Carroll was once interested in the paranormal but now takes the view that the likelihood of there being anything in it is so small it is not even worth conducting the experiments on it. He makes the reasonable point that if there were still unexplored forces that operated in the realm of ordinary human experience we would have detected them in scientific experiments. Of course critics might reply that if anomalies were detected it is likely that they would be attributed to experimental error. The problem I have with the idea that everything is so well known that we don’t even have to do the experiments is that in the mid-nineteenth century everyone knew that atoms were indivisible, it was in the definition. The idea of splitting the atom into components made no sense at all and was quite beyond the energy levels accessible to say Michael Faraday, yet it is the nature of these then hidden components that makes the world the way it is.

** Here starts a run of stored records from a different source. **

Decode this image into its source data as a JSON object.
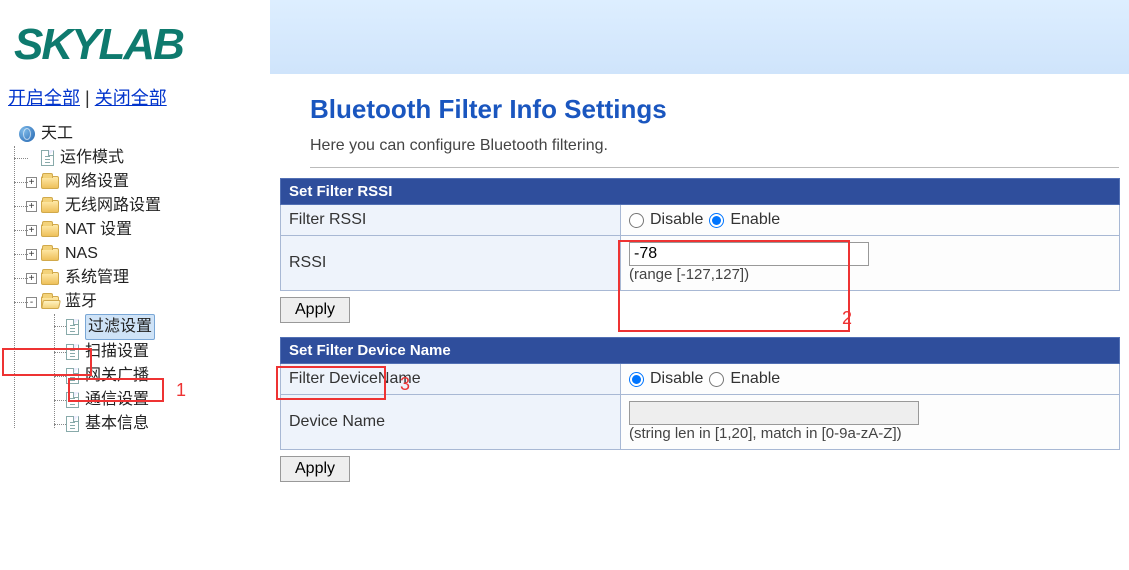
{
  "brand": "SKYLAB",
  "treeControls": {
    "openAll": "开启全部",
    "closeAll": "关闭全部"
  },
  "tree": {
    "root": "天工",
    "items": [
      {
        "label": "运作模式",
        "icon": "page"
      },
      {
        "label": "网络设置",
        "icon": "folder",
        "exp": "+"
      },
      {
        "label": "无线网路设置",
        "icon": "folder",
        "exp": "+"
      },
      {
        "label": "NAT 设置",
        "icon": "folder",
        "exp": "+"
      },
      {
        "label": "NAS",
        "icon": "folder",
        "exp": "+"
      },
      {
        "label": "系统管理",
        "icon": "folder",
        "exp": "+"
      },
      {
        "label": "蓝牙",
        "icon": "folder",
        "exp": "-",
        "children": [
          {
            "label": "过滤设置",
            "selected": true
          },
          {
            "label": "扫描设置"
          },
          {
            "label": "网关广播"
          },
          {
            "label": "通信设置"
          },
          {
            "label": "基本信息"
          }
        ]
      }
    ]
  },
  "annotations": {
    "one": "1",
    "two": "2",
    "three": "3"
  },
  "page": {
    "title": "Bluetooth Filter Info Settings",
    "subtitle": "Here you can configure Bluetooth filtering."
  },
  "rssiSection": {
    "header": "Set Filter RSSI",
    "row1Label": "Filter RSSI",
    "disable": "Disable",
    "enable": "Enable",
    "row2Label": "RSSI",
    "value": "-78",
    "hint": "(range [-127,127])",
    "apply": "Apply"
  },
  "nameSection": {
    "header": "Set Filter Device Name",
    "row1Label": "Filter DeviceName",
    "disable": "Disable",
    "enable": "Enable",
    "row2Label": "Device Name",
    "value": "",
    "hint": "(string len in [1,20], match in [0-9a-zA-Z])",
    "apply": "Apply"
  }
}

Carroll, is I think on stronger ground in his dismissal of Cartesian Dualism, excellent and quite modern sounding arguments against which were made by Elizabeth Simmern van Pallandt, a much brainier cousin of Charles II (had there been sexual equality in the seventeenth century her mother would have become Elizabeth II (or possibly III) of England and there would have been no Civil Wars or Cromwell). Whether he is equally on strong grounds in his treatment of the “hard problem of consciousness” is less certain.

In the final part of the book where he discusses matters of ethics he is on even shakier ground and is danger of sliding into scientism. In general this is not one of those glib popular science books and at times requires real concentration and attention.
  •  Peter Rogerson

1 comment:

David Evans said...

I think you do Carroll a slight injustice. He would admit that we don't know all the details of the physics which operates below the level of human experience, and which we can study only by building huge particle accelerators such as the Large Hadron Collider. But just because of that it is very unlikely that such unknown physics can explain human "paranormal" experiences. There are no particle accelerators in the human brain or in haunted houses!